Declaro-me à sombra do que nunca pareci acreditar,
O respeito iludiu-me o ser,
Desprezou tudo o que construí para me fazer agora,
Hesitar a cada passo,
Olhar e ver na frágil crença dos que me enganam,
O cimento da dúvida com que lhes paguei,...

Este mal é resíduo Inodoro do que o divino me despreza,
Do que a lacraçao dos olhos me faz definir,
E quando o andor com a imagem final da deificacao que abandonei dobra a esquina,
Outro eu desabrocha sem linguagem
 
Deificação

Subterrâneo

 
Fazes tanta falta,
Parece que deixo de saber escrever,
Ou sequer de distinguir um dia de,
Um café mal tirado,...

Assustar
Me,
Não é o mesmo sem ti,
A falta de todas as faltas de chão provisórias,
Atenuadas porque tens um espaço ao meu lado,
E sinto a Terra adormecida de engenho por nos ter como falha entre o ar moribundo da criação,...

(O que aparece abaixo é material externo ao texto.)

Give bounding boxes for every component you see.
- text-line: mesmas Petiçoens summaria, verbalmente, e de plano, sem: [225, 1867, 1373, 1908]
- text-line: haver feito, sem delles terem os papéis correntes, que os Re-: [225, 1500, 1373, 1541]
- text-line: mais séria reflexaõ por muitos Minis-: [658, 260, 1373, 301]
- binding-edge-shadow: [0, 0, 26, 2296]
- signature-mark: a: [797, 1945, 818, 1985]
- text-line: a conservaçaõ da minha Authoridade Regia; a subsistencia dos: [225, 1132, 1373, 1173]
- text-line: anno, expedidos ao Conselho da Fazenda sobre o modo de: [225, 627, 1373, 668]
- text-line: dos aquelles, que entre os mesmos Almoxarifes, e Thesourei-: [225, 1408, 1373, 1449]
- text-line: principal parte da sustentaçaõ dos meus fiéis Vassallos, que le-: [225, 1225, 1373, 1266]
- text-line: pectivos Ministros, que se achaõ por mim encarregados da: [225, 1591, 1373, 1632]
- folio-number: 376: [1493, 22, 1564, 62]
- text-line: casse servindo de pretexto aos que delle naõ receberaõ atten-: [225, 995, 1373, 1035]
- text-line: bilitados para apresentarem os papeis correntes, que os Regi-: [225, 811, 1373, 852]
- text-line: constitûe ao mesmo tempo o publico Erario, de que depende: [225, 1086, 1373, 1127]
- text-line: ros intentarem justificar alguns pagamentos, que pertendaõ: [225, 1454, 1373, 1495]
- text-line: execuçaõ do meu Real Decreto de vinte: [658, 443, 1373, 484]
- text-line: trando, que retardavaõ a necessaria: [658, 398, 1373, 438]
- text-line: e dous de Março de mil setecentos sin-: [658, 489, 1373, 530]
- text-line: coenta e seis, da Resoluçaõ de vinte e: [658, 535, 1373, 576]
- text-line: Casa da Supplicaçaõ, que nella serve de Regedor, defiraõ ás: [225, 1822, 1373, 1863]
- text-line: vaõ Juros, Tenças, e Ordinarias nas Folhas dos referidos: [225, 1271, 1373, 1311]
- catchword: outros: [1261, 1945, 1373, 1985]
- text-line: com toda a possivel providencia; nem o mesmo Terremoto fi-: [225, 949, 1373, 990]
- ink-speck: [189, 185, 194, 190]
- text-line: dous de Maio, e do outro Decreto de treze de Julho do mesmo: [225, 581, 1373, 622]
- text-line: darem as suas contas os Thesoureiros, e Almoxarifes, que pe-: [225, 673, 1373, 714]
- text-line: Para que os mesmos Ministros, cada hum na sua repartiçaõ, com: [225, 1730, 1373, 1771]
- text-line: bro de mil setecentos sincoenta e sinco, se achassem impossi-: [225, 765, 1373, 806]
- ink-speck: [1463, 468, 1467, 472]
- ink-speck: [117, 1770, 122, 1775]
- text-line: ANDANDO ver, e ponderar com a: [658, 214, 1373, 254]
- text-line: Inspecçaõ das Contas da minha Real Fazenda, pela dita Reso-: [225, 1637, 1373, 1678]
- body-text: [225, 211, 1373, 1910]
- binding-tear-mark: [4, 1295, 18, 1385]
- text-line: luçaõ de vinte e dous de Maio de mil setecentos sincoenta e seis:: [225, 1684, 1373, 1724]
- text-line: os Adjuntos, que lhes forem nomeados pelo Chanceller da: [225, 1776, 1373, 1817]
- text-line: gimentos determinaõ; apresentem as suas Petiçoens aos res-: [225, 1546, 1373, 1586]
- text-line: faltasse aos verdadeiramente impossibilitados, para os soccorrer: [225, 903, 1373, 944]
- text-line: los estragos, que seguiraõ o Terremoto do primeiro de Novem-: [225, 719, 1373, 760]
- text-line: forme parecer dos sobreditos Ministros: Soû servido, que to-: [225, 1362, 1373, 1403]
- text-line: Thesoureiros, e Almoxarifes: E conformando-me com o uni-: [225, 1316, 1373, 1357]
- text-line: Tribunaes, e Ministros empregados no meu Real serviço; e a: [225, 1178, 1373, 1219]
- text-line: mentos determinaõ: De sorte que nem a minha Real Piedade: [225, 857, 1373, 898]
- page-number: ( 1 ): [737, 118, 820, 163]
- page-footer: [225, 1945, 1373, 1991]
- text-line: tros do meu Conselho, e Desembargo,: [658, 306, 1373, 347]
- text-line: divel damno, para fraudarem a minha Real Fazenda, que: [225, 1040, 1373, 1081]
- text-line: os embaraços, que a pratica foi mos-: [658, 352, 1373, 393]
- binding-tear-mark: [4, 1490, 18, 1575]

Talvez ter-te conhecido soasse a Beethoven,
num choro em decréscimo,
Quando desaprender de ser humano soa a provisório,
A luz de facto num argumento estéril,...

Acabo de escrever qualquer coisa,
E sigo caminho por entre o
Trânsito do final de tarde,...

Escrever destroços nunca te trará de volta
 
Subterrâneo

Solidão de outono feita

 
se me sabes de dia,
nas noites preencho o
teu desconhecer,
sei-me cultura estranha
do teu sorriso,
imperador morto e
sem descendência
dos contornos do teu corpo,
a cavalo,
percorro quilómetros
sem cor em
estepes,
por entre o teu cabelo
que arde no imenso
de um leito,
que jaz como poema incompleto....

às vezes,
parte do que
aqui foi feito
desfaz-se em diamante,
sem que entenda
o andrajoso de estar só,
sem a liberdade
outonal de estares
presente
 
Solidão de outono feita

Filósofo e a mentira

 
Há o filósofo,
Mal ou bem permite que o homem se assemelhe ao fim em si próprio,
Sem que nunca afete a razão,...

Há um professor falhado,
Com o bolbo raquidiano imóvel,...

Não se apropria ninguém deste cenário,
Porque tem fronteiras,
A filosofia é imutável mas os seus interpretes não são intransponíveis,...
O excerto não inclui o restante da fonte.